Nevertheless, she reached inside the bin, pulling out handfuls of paper strips until they lay in a huge white heap on the ground. Towards the bottom of the bin were a few intact sheets that had somehow missed the shredder. Eagerly she retrieved them. The first few pieces of paper appeared to be irrelevant – memos of meetings, even someone’s shopping list. But then she found a copy of a letter. Frustratingly, the first page was missing, but the second page had been signed by a name that was familiar: Karl Brandt. Racking her memory, Minki recalled that Brandt had been Hitler’s personal physician for some years. Goebbels had told her that the policy of abducting the infirm and disabled was mainly administered by the medical profession. Might Brandt be involved somehow?
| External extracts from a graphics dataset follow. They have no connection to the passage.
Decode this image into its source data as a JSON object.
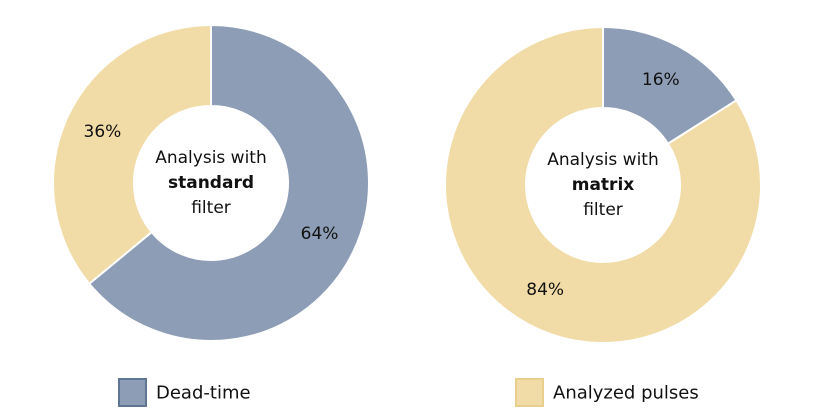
{
  "chart_data": [
    {
      "type": "pie",
      "center_lines": [
        {
          "text": "Analysis with",
          "bold": false
        },
        {
          "text": "standard",
          "bold": true
        },
        {
          "text": "filter",
          "bold": false
        }
      ],
      "slices": [
        {
          "series": "Dead-time",
          "value": 64,
          "label": "64%"
        },
        {
          "series": "Analyzed pulses",
          "value": 36,
          "label": "36%"
        }
      ]
    },
    {
      "type": "pie",
      "center_lines": [
        {
          "text": "Analysis with",
          "bold": false
        },
        {
          "text": "matrix",
          "bold": true
        },
        {
          "text": "filter",
          "bold": false
        }
      ],
      "slices": [
        {
          "series": "Dead-time",
          "value": 16,
          "label": "16%"
        },
        {
          "series": "Analyzed pulses",
          "value": 84,
          "label": "84%"
        }
      ]
    }
  ],
  "legend": {
    "placement": "bottom",
    "items": [
      {
        "series": "Dead-time",
        "label": "Dead-time",
        "color": "#8c9db5",
        "edge": "#5f7594"
      },
      {
        "series": "Analyzed pulses",
        "label": "Analyzed pulses",
        "color": "#f1dca7",
        "edge": "#e8cf8e"
      }
    ]
  }
}
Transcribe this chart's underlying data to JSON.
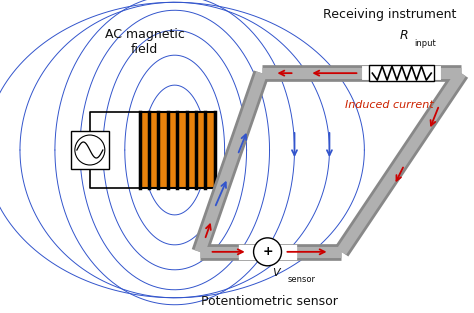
{
  "bg_color": "#ffffff",
  "ac_field_label": "AC magnetic\nfield",
  "receiving_label": "Receiving instrument",
  "r_input_label": "R",
  "r_input_sub": "input",
  "induced_current_label": "Induced current",
  "v_sensor_label": "V",
  "v_sensor_sub": "sensor",
  "potentiometric_label": "Potentiometric sensor",
  "solenoid_color": "#E8820C",
  "cable_color": "#b0b0b0",
  "cable_edge": "#888888",
  "field_line_color": "#3355cc",
  "arrow_red": "#cc0000",
  "arrow_blue": "#3355cc",
  "text_black": "#111111",
  "text_red": "#cc2200"
}
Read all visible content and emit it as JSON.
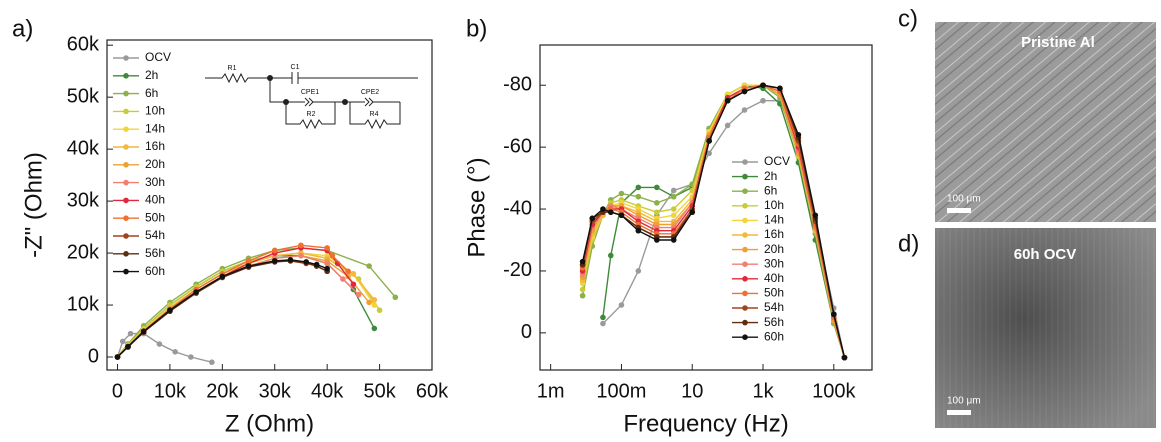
{
  "panels": {
    "a": "a)",
    "b": "b)",
    "c": "c)",
    "d": "d)"
  },
  "circuit": [
    "R1",
    "C1",
    "CPE1",
    "R2",
    "CPE2",
    "R4"
  ],
  "images": [
    {
      "caption": "Pristine Al",
      "scale": "100 μm"
    },
    {
      "caption": "60h OCV",
      "scale": "100 μm"
    }
  ],
  "chart_data": [
    {
      "type": "line",
      "x_label": "Z (Ohm)",
      "y_label": "-Z\" (Ohm)",
      "legend": "upper left",
      "xlim": [
        -2000,
        60000
      ],
      "ylim": [
        -2500,
        61000
      ],
      "xticks": [
        {
          "value": 0,
          "label": "0"
        },
        {
          "value": 10000,
          "label": "10k"
        },
        {
          "value": 20000,
          "label": "20k"
        },
        {
          "value": 30000,
          "label": "30k"
        },
        {
          "value": 40000,
          "label": "40k"
        },
        {
          "value": 50000,
          "label": "50k"
        },
        {
          "value": 60000,
          "label": "60k"
        }
      ],
      "yticks": [
        {
          "value": 0,
          "label": "0"
        },
        {
          "value": 10000,
          "label": "10k"
        },
        {
          "value": 20000,
          "label": "20k"
        },
        {
          "value": 30000,
          "label": "30k"
        },
        {
          "value": 40000,
          "label": "40k"
        },
        {
          "value": 50000,
          "label": "50k"
        },
        {
          "value": 60000,
          "label": "60k"
        }
      ],
      "series": [
        {
          "name": "OCV",
          "color": "#9a9a9a",
          "x": [
            0,
            1000,
            2500,
            5000,
            8000,
            11000,
            14000,
            18000
          ],
          "values": [
            0,
            3000,
            4500,
            4500,
            2500,
            1000,
            0,
            -1000
          ]
        },
        {
          "name": "2h",
          "color": "#3f8a3a",
          "x": [
            0,
            2000,
            5000,
            10000,
            15000,
            20000,
            25000,
            30000,
            35000,
            40000,
            45000,
            49000
          ],
          "values": [
            0,
            2500,
            5500,
            10000,
            13500,
            16500,
            18500,
            19500,
            19500,
            18000,
            13000,
            5500
          ]
        },
        {
          "name": "6h",
          "color": "#8cb04a",
          "x": [
            0,
            2000,
            5000,
            10000,
            15000,
            20000,
            25000,
            30000,
            35000,
            40000,
            48000,
            53000
          ],
          "values": [
            0,
            2500,
            6000,
            10500,
            14000,
            17000,
            19000,
            20500,
            21000,
            20500,
            17500,
            11500
          ]
        },
        {
          "name": "10h",
          "color": "#c9cc3a",
          "x": [
            0,
            2000,
            5000,
            10000,
            15000,
            20000,
            25000,
            30000,
            35000,
            40000,
            46000,
            50000
          ],
          "values": [
            0,
            2300,
            5500,
            10000,
            13500,
            16500,
            18500,
            19500,
            20000,
            19000,
            15000,
            9000
          ]
        },
        {
          "name": "14h",
          "color": "#f2d43c",
          "x": [
            0,
            2000,
            5000,
            10000,
            15000,
            20000,
            25000,
            30000,
            35000,
            40000,
            45000,
            49000
          ],
          "values": [
            0,
            2200,
            5200,
            9500,
            13000,
            16000,
            18000,
            19500,
            20000,
            19500,
            16000,
            10000
          ]
        },
        {
          "name": "16h",
          "color": "#f2b93c",
          "x": [
            0,
            2000,
            5000,
            10000,
            15000,
            20000,
            25000,
            30000,
            35000,
            40000,
            45000,
            49000
          ],
          "values": [
            0,
            2200,
            5000,
            9500,
            13000,
            16000,
            18000,
            19500,
            20000,
            19000,
            16000,
            11000
          ]
        },
        {
          "name": "20h",
          "color": "#f0a032",
          "x": [
            0,
            2000,
            5000,
            10000,
            15000,
            20000,
            25000,
            30000,
            35000,
            40000,
            44000,
            48000
          ],
          "values": [
            0,
            2000,
            5000,
            9000,
            12500,
            15500,
            17500,
            19000,
            19500,
            18500,
            15500,
            10500
          ]
        },
        {
          "name": "30h",
          "color": "#f08070",
          "x": [
            0,
            2000,
            5000,
            10000,
            15000,
            20000,
            25000,
            30000,
            35000,
            40000,
            43000,
            46000
          ],
          "values": [
            0,
            2000,
            5000,
            9000,
            12500,
            15500,
            17500,
            19000,
            19500,
            18000,
            15000,
            12000
          ]
        },
        {
          "name": "40h",
          "color": "#e0283c",
          "x": [
            0,
            2000,
            5000,
            10000,
            15000,
            20000,
            25000,
            30000,
            35000,
            40000,
            42000,
            45000
          ],
          "values": [
            0,
            2000,
            4800,
            9000,
            12500,
            15500,
            18000,
            20000,
            21000,
            20500,
            18000,
            14000
          ]
        },
        {
          "name": "50h",
          "color": "#f07030",
          "x": [
            0,
            2000,
            5000,
            10000,
            15000,
            20000,
            25000,
            30000,
            35000,
            40000,
            41000,
            44000
          ],
          "values": [
            0,
            2000,
            5000,
            9200,
            13000,
            16000,
            18500,
            20500,
            21500,
            21000,
            19500,
            16500
          ]
        },
        {
          "name": "54h",
          "color": "#a04420",
          "x": [
            0,
            2000,
            5000,
            10000,
            15000,
            20000,
            25000,
            30000,
            33000,
            36000,
            38000,
            40000
          ],
          "values": [
            0,
            2000,
            5000,
            9000,
            12500,
            15500,
            17500,
            18500,
            18500,
            18000,
            17500,
            16500
          ]
        },
        {
          "name": "56h",
          "color": "#5e2e10",
          "x": [
            0,
            2000,
            5000,
            10000,
            15000,
            20000,
            25000,
            30000,
            33000,
            36000,
            38000,
            40000
          ],
          "values": [
            0,
            1900,
            4800,
            8800,
            12300,
            15300,
            17300,
            18300,
            18500,
            18200,
            17500,
            16500
          ]
        },
        {
          "name": "60h",
          "color": "#111111",
          "x": [
            0,
            2000,
            5000,
            10000,
            15000,
            20000,
            25000,
            30000,
            33000,
            36000,
            38000,
            40000
          ],
          "values": [
            0,
            2000,
            4900,
            9000,
            12500,
            15500,
            17500,
            18500,
            18700,
            18300,
            17800,
            17000
          ]
        }
      ]
    },
    {
      "type": "line",
      "x_label": "Frequency (Hz)",
      "y_label": "Phase (°)",
      "legend": "lower right",
      "xlog": true,
      "xlim": [
        0.0005,
        1200000
      ],
      "ylim": [
        12,
        -93
      ],
      "xticks": [
        {
          "value": 0.001,
          "label": "1m"
        },
        {
          "value": 0.1,
          "label": "100m"
        },
        10,
        {
          "value": 1000,
          "label": "1k"
        },
        {
          "value": 100000,
          "label": "100k"
        }
      ],
      "yticks": [
        0,
        -20,
        -40,
        -60,
        -80
      ],
      "series": [
        {
          "name": "OCV",
          "color": "#9a9a9a",
          "x": [
            0.03,
            0.1,
            0.3,
            1,
            3,
            10,
            30,
            100,
            300,
            1000,
            3000,
            10000,
            30000,
            100000,
            200000
          ],
          "values": [
            -3,
            -9,
            -20,
            -38,
            -46,
            -48,
            -58,
            -67,
            -72,
            -75,
            -75,
            -60,
            -35,
            -8,
            8
          ]
        },
        {
          "name": "2h",
          "color": "#3f8a3a",
          "x": [
            0.03,
            0.05,
            0.1,
            0.3,
            1,
            3,
            10,
            30,
            100,
            300,
            1000,
            3000,
            10000,
            30000,
            100000,
            200000
          ],
          "values": [
            -5,
            -25,
            -42,
            -47,
            -47,
            -44,
            -47,
            -66,
            -77,
            -80,
            -79,
            -74,
            -55,
            -30,
            -3,
            8
          ]
        },
        {
          "name": "6h",
          "color": "#8cb04a",
          "x": [
            0.008,
            0.015,
            0.03,
            0.05,
            0.1,
            0.3,
            1,
            3,
            10,
            30,
            100,
            300,
            1000,
            3000,
            10000,
            30000,
            100000,
            200000
          ],
          "values": [
            -12,
            -28,
            -38,
            -43,
            -45,
            -44,
            -42,
            -44,
            -48,
            -66,
            -77,
            -80,
            -80,
            -76,
            -57,
            -32,
            -3,
            8
          ]
        },
        {
          "name": "10h",
          "color": "#c9cc3a",
          "x": [
            0.008,
            0.015,
            0.03,
            0.05,
            0.1,
            0.3,
            1,
            3,
            10,
            30,
            100,
            300,
            1000,
            3000,
            10000,
            30000,
            100000,
            200000
          ],
          "values": [
            -14,
            -30,
            -38,
            -42,
            -43,
            -41,
            -39,
            -40,
            -46,
            -65,
            -77,
            -80,
            -80,
            -77,
            -57,
            -33,
            -4,
            8
          ]
        },
        {
          "name": "14h",
          "color": "#f2d43c",
          "x": [
            0.008,
            0.015,
            0.03,
            0.05,
            0.1,
            0.3,
            1,
            3,
            10,
            30,
            100,
            300,
            1000,
            3000,
            10000,
            30000,
            100000,
            200000
          ],
          "values": [
            -16,
            -31,
            -38,
            -41,
            -42,
            -40,
            -37,
            -38,
            -44,
            -65,
            -77,
            -80,
            -80,
            -77,
            -58,
            -33,
            -4,
            8
          ]
        },
        {
          "name": "16h",
          "color": "#f2b93c",
          "x": [
            0.008,
            0.015,
            0.03,
            0.05,
            0.1,
            0.3,
            1,
            3,
            10,
            30,
            100,
            300,
            1000,
            3000,
            10000,
            30000,
            100000,
            200000
          ],
          "values": [
            -17,
            -32,
            -38,
            -41,
            -41,
            -39,
            -36,
            -36,
            -43,
            -64,
            -76,
            -79,
            -80,
            -77,
            -58,
            -33,
            -4,
            8
          ]
        },
        {
          "name": "20h",
          "color": "#f0a032",
          "x": [
            0.008,
            0.015,
            0.03,
            0.05,
            0.1,
            0.3,
            1,
            3,
            10,
            30,
            100,
            300,
            1000,
            3000,
            10000,
            30000,
            100000,
            200000
          ],
          "values": [
            -18,
            -33,
            -39,
            -41,
            -41,
            -38,
            -35,
            -35,
            -42,
            -64,
            -76,
            -79,
            -80,
            -77,
            -58,
            -34,
            -4,
            8
          ]
        },
        {
          "name": "30h",
          "color": "#f08070",
          "x": [
            0.008,
            0.015,
            0.03,
            0.05,
            0.1,
            0.3,
            1,
            3,
            10,
            30,
            100,
            300,
            1000,
            3000,
            10000,
            30000,
            100000,
            200000
          ],
          "values": [
            -19,
            -34,
            -39,
            -41,
            -40,
            -37,
            -34,
            -34,
            -42,
            -63,
            -76,
            -79,
            -80,
            -78,
            -59,
            -34,
            -5,
            8
          ]
        },
        {
          "name": "40h",
          "color": "#e0283c",
          "x": [
            0.008,
            0.015,
            0.03,
            0.05,
            0.1,
            0.3,
            1,
            3,
            10,
            30,
            100,
            300,
            1000,
            3000,
            10000,
            30000,
            100000,
            200000
          ],
          "values": [
            -20,
            -35,
            -39,
            -40,
            -40,
            -36,
            -33,
            -33,
            -41,
            -63,
            -76,
            -79,
            -80,
            -78,
            -60,
            -35,
            -5,
            8
          ]
        },
        {
          "name": "50h",
          "color": "#f07030",
          "x": [
            0.008,
            0.015,
            0.03,
            0.05,
            0.1,
            0.3,
            1,
            3,
            10,
            30,
            100,
            300,
            1000,
            3000,
            10000,
            30000,
            100000,
            200000
          ],
          "values": [
            -21,
            -36,
            -39,
            -40,
            -39,
            -35,
            -32,
            -32,
            -40,
            -63,
            -75,
            -79,
            -80,
            -78,
            -61,
            -35,
            -5,
            8
          ]
        },
        {
          "name": "54h",
          "color": "#a04420",
          "x": [
            0.008,
            0.015,
            0.03,
            0.05,
            0.1,
            0.3,
            1,
            3,
            10,
            30,
            100,
            300,
            1000,
            3000,
            10000,
            30000,
            100000,
            200000
          ],
          "values": [
            -22,
            -36,
            -39,
            -39,
            -38,
            -34,
            -31,
            -31,
            -40,
            -62,
            -75,
            -78,
            -80,
            -79,
            -62,
            -36,
            -6,
            8
          ]
        },
        {
          "name": "56h",
          "color": "#5e2e10",
          "x": [
            0.008,
            0.015,
            0.03,
            0.05,
            0.1,
            0.3,
            1,
            3,
            10,
            30,
            100,
            300,
            1000,
            3000,
            10000,
            30000,
            100000,
            200000
          ],
          "values": [
            -22,
            -37,
            -39,
            -39,
            -38,
            -34,
            -31,
            -31,
            -39,
            -62,
            -75,
            -78,
            -80,
            -79,
            -63,
            -37,
            -6,
            8
          ]
        },
        {
          "name": "60h",
          "color": "#111111",
          "x": [
            0.008,
            0.015,
            0.03,
            0.05,
            0.1,
            0.3,
            1,
            3,
            10,
            30,
            100,
            300,
            1000,
            3000,
            10000,
            30000,
            100000,
            200000
          ],
          "values": [
            -23,
            -37,
            -40,
            -39,
            -38,
            -33,
            -30,
            -30,
            -39,
            -62,
            -75,
            -78,
            -80,
            -79,
            -64,
            -38,
            -6,
            8
          ]
        }
      ]
    }
  ]
}
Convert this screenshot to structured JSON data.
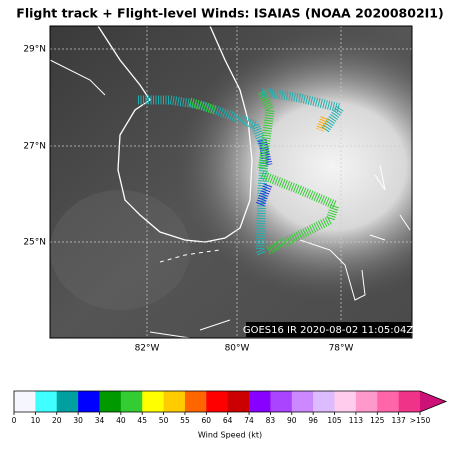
{
  "title": "Flight track + Flight-level Winds: ISAIAS (NOAA 20200802I1)",
  "lat_labels": [
    "29°N",
    "27°N",
    "25°N"
  ],
  "lon_labels": [
    "82°W",
    "80°W",
    "78°W"
  ],
  "annotation": "GOES16 IR 2020-08-02 11:05:04Z",
  "colorbar": {
    "label": "Wind Speed (kt)",
    "ticks": [
      "0",
      "10",
      "20",
      "30",
      "34",
      "40",
      "45",
      "50",
      "55",
      "60",
      "64",
      "74",
      "83",
      "90",
      "96",
      "105",
      "113",
      "125",
      "137",
      ">150"
    ],
    "colors": [
      "#f6f6ff",
      "#40ffff",
      "#00a0a0",
      "#0000ff",
      "#009900",
      "#33cc33",
      "#ffff00",
      "#ffcc00",
      "#ff6600",
      "#ff0000",
      "#cc0000",
      "#8800ff",
      "#aa44ff",
      "#cc88ff",
      "#ddbbff",
      "#ffccee",
      "#ff99cc",
      "#ff66aa",
      "#ee3388",
      "#cc1177"
    ]
  }
}
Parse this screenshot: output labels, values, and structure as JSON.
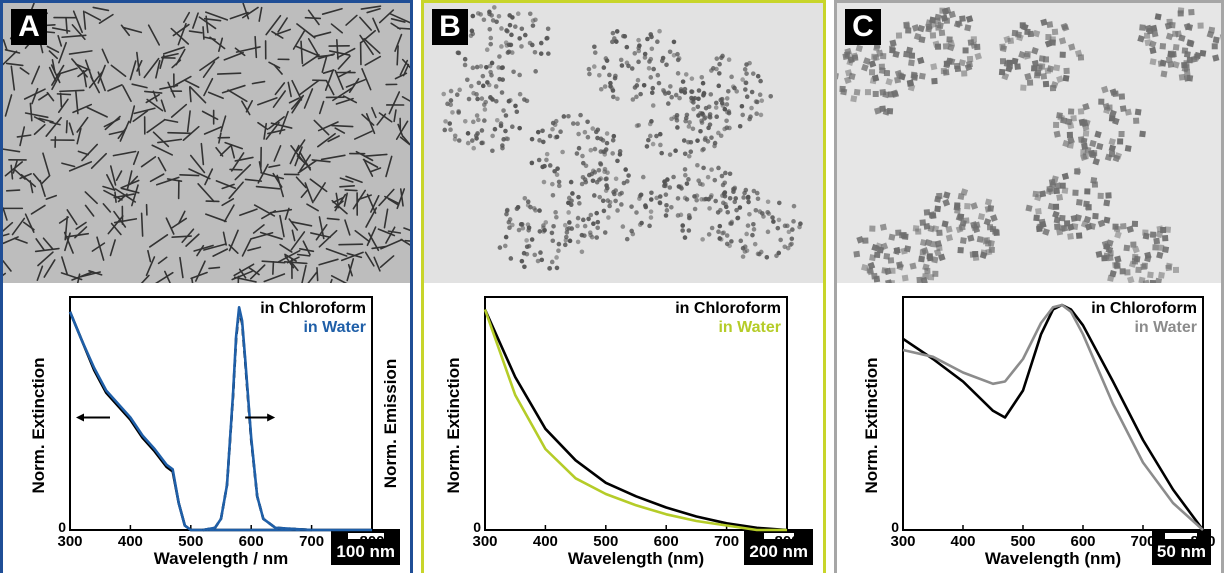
{
  "panels": [
    {
      "letter": "A",
      "scale_label": "100 nm",
      "border": "#1f4e96"
    },
    {
      "letter": "B",
      "scale_label": "200 nm",
      "border": "#c8d52a"
    },
    {
      "letter": "C",
      "scale_label": "50 nm",
      "border": "#a6a6a6"
    }
  ],
  "colors": {
    "chloroform": "#000000",
    "water_A": "#1f5fa8",
    "water_B": "#b5cc28",
    "water_C": "#8c8c8c"
  },
  "chart_data": [
    {
      "type": "line",
      "xlabel": "Wavelength / nm",
      "ylabel": "Norm. Extinction",
      "ylabel_right": "Norm. Emission",
      "xlim": [
        300,
        800
      ],
      "xticks": [
        300,
        400,
        500,
        600,
        700,
        800
      ],
      "ytick_label": "0",
      "legend": [
        "in Chloroform",
        "in Water"
      ],
      "legend_position": "top-right",
      "series": [
        {
          "name": "in Chloroform",
          "kind": "extinction",
          "x": [
            300,
            320,
            340,
            360,
            380,
            400,
            420,
            440,
            460,
            470,
            480,
            490,
            500,
            550,
            600,
            800
          ],
          "y": [
            0.97,
            0.84,
            0.71,
            0.61,
            0.55,
            0.49,
            0.41,
            0.35,
            0.28,
            0.26,
            0.12,
            0.02,
            0.0,
            0.0,
            0.0,
            0.0
          ]
        },
        {
          "name": "in Water",
          "kind": "extinction",
          "x": [
            300,
            320,
            340,
            360,
            380,
            400,
            420,
            440,
            460,
            470,
            480,
            490,
            500,
            550,
            600,
            800
          ],
          "y": [
            0.97,
            0.84,
            0.72,
            0.62,
            0.56,
            0.5,
            0.42,
            0.36,
            0.29,
            0.27,
            0.12,
            0.02,
            0.0,
            0.0,
            0.0,
            0.0
          ]
        },
        {
          "name": "in Chloroform",
          "kind": "emission",
          "x": [
            520,
            540,
            550,
            560,
            570,
            575,
            580,
            585,
            590,
            600,
            610,
            620,
            640,
            700
          ],
          "y": [
            0.0,
            0.01,
            0.05,
            0.2,
            0.6,
            0.85,
            0.98,
            0.92,
            0.75,
            0.4,
            0.15,
            0.05,
            0.01,
            0.0
          ]
        },
        {
          "name": "in Water",
          "kind": "emission",
          "x": [
            520,
            540,
            550,
            560,
            570,
            575,
            580,
            585,
            590,
            600,
            610,
            620,
            640,
            700
          ],
          "y": [
            0.0,
            0.01,
            0.05,
            0.2,
            0.61,
            0.86,
            0.99,
            0.93,
            0.76,
            0.41,
            0.15,
            0.05,
            0.01,
            0.0
          ]
        }
      ]
    },
    {
      "type": "line",
      "xlabel": "Wavelength (nm)",
      "ylabel": "Norm. Extinction",
      "xlim": [
        300,
        800
      ],
      "xticks": [
        300,
        400,
        500,
        600,
        700,
        800
      ],
      "ytick_label": "0",
      "legend": [
        "in Chloroform",
        "in Water"
      ],
      "legend_position": "top-right",
      "series": [
        {
          "name": "in Chloroform",
          "x": [
            300,
            350,
            400,
            450,
            500,
            550,
            600,
            650,
            700,
            750,
            800
          ],
          "y": [
            0.98,
            0.68,
            0.45,
            0.31,
            0.21,
            0.15,
            0.1,
            0.06,
            0.03,
            0.01,
            0.0
          ]
        },
        {
          "name": "in Water",
          "x": [
            300,
            350,
            400,
            450,
            500,
            550,
            600,
            650,
            700,
            750,
            800
          ],
          "y": [
            0.98,
            0.6,
            0.36,
            0.23,
            0.16,
            0.11,
            0.07,
            0.04,
            0.02,
            0.0,
            0.0
          ]
        }
      ]
    },
    {
      "type": "line",
      "xlabel": "Wavelength (nm)",
      "ylabel": "Norm. Extinction",
      "xlim": [
        300,
        800
      ],
      "xticks": [
        300,
        400,
        500,
        600,
        700,
        800
      ],
      "ytick_label": "0",
      "legend": [
        "in Chloroform",
        "in Water"
      ],
      "legend_position": "top-right",
      "series": [
        {
          "name": "in Chloroform",
          "x": [
            300,
            350,
            400,
            450,
            470,
            500,
            530,
            550,
            565,
            580,
            600,
            650,
            700,
            750,
            800
          ],
          "y": [
            0.85,
            0.76,
            0.66,
            0.53,
            0.5,
            0.62,
            0.87,
            0.98,
            1.0,
            0.98,
            0.91,
            0.66,
            0.4,
            0.18,
            0.0
          ]
        },
        {
          "name": "in Water",
          "x": [
            300,
            350,
            400,
            450,
            470,
            500,
            530,
            550,
            565,
            580,
            600,
            650,
            700,
            750,
            800
          ],
          "y": [
            0.8,
            0.77,
            0.7,
            0.65,
            0.66,
            0.76,
            0.92,
            0.99,
            1.0,
            0.97,
            0.87,
            0.56,
            0.3,
            0.12,
            0.0
          ]
        }
      ]
    }
  ]
}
As she quickly scanned the remaining page of his letter, it became clear he was integral to the whole operation.

…gassing and subsequent cremation is now out of the question, since the Bishop of M’s intervention. But suffocation, injections, poisoning and starvation are all suitable alternatives, followed by burial in the hospital grounds. The Führer is concerned that nothing must leak out to the population about this programme. There has already been far too much public disquiet. Once a life is terminated, a suitable medical condition must be found to explain the subject’s demise. Sepsis, meningitis and blood poisoning due to infections of the tonsils, and so on, have all proved acceptable in the past and we suggest their continuation.

I look forward to our discussion later in the week.

With best wishes,

Etc etc.

The letter had been scored through with a red pen, indicating that it was a rejected draft.

It took Minki a few moments to understand what she was reading. The letter was obviously discussing means of killing people – or ‘subjects’. Her heart almost bounced in her chest. Was her child one of these ‘subjects’?

She delved further into the bin and found another unshredded fragment of paper entitled ‘T4 Transports to Hadamar, January to August 1941’.

Lined up neatly in columns beneath the headline were the year, month, date, number of patients – or ‘subjects’ – and the name of the ‘interim’ institution.

1941, January 13: 30 Subjects, via Eichberg

January 15: 30 Subjects, via Weilmünster

January 17: 19 Subjects, via Kalmenhof

The rest of the sheet was missing but, reading these three short entries, Minki deduced that within a space of four days in January seventy-nine people had been transported to somewhere called Hadamar.

Rummaging among some soggy coffee grounds at the bottom of the bin, she found a final scrap of paper that had also escaped the shredder. At first glance it looked like a blank sheet, stained dark brown. She was about to throw it away when she noticed a few lines of indistinct type. At first sight they seemed innocuous enough – merely a list of German towns: Brandenburg, Grafeneck, Bernburg, Sonnenstein, Hartheim…and Hadamar.

Were these all destinations for T4 subjects? She put the coffee-stained list into her handbag along with the other two sheets of paper.

Then, in the fading light, she stuffed the pile of shredded paper back into the dustbin, and hurried to the main road, where she caught a tram to Potsdam.

She walked the fifteen minutes from the tram stop to her old house.

Lena opened the door. ‘Madam! You’re back.’

‘Is my husband in?’ Minki pushed past Lena and headed for the stairs.

‘Yes, madam…he’s in the drawing room.’

‘Don’t tell him I’m here. I’ll see him in a minute.’

Upstairs in their bathroom, she washed her face and hands, desperate to rid herself of the filthy contents of the dustbin. Drying her hands, she caught sight of herself in the mirror – a white-faced, hollowed-out version of the pretty girl she had once been. She smoothed her blond hair, and went downstairs to the drawing room.

Max was sitting by the window staring out into the darkening garden.